Was einen Menschen besser macht als einen Roboter, oder warum man menschliche Mitarbeiter nicht vorschnell entlassen sollte

Nachdem ich die Überschrift geschrieben hatte, merkte ich, dass ich eine Klarstellung hinzufügte – nicht nur „Mitarbeiter“, sondern „menschliche Angestellte“. Was einst wie Science-Fiction klang, ist Realität geworden. Unser Team arbeitet beispielsweise an einem Produkt, das schon heute Menschen in verschiedenen Rollen ersetzen kann, darunter als Moderator, Sprecher, Produktberater, Personalreferent für Erstgespräche, Onboarding-Berater, Online-Verkäufer, Videoübersetzer, Hörbuchsprecher und vieles mehr.

Aber – und das ist sehr wichtig zu verstehen – nicht in allen Situationen. Selbstverständlich arbeiten wir jedoch aktiv daran, die Leistungsfähigkeit unserer KI-Lösungen zu erweitern.

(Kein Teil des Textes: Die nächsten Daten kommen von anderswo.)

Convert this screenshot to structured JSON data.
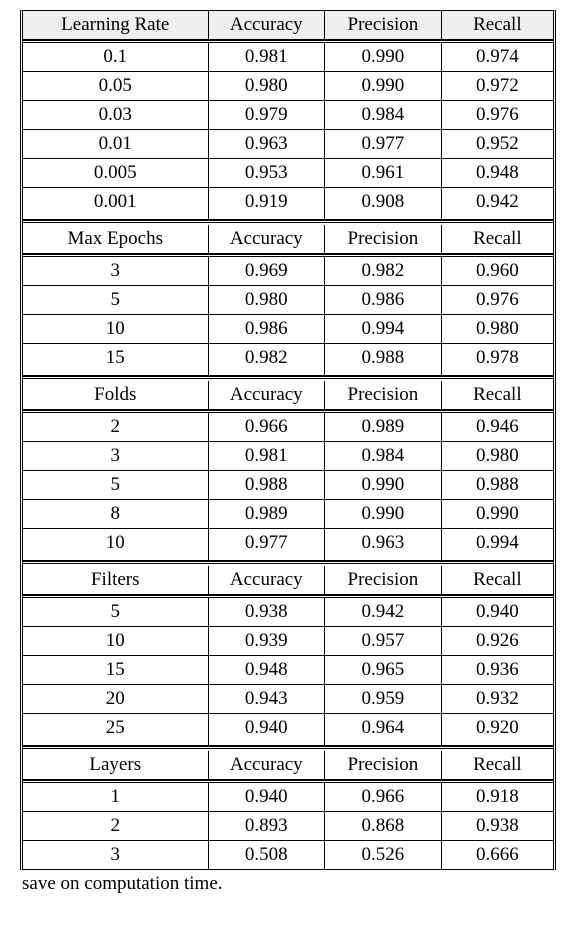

Gleichzeitig ist uns klar, dass es höchstwahrscheinlich unmöglich ist, den Menschen in vielen Tätigkeitsbereichen vollständig zu ersetzen. Ehrlich gesagt, versuchen wir das auch gar nicht erst. Unsere Aufgabe ist bescheidener: Menschen von Routinearbeiten zu befreien. Ich wage zu behaupten, dass die meisten Spezialisten im Bereich der KI-Entwicklung und KI-Tools ihre Kernaufgabe genauso sehen.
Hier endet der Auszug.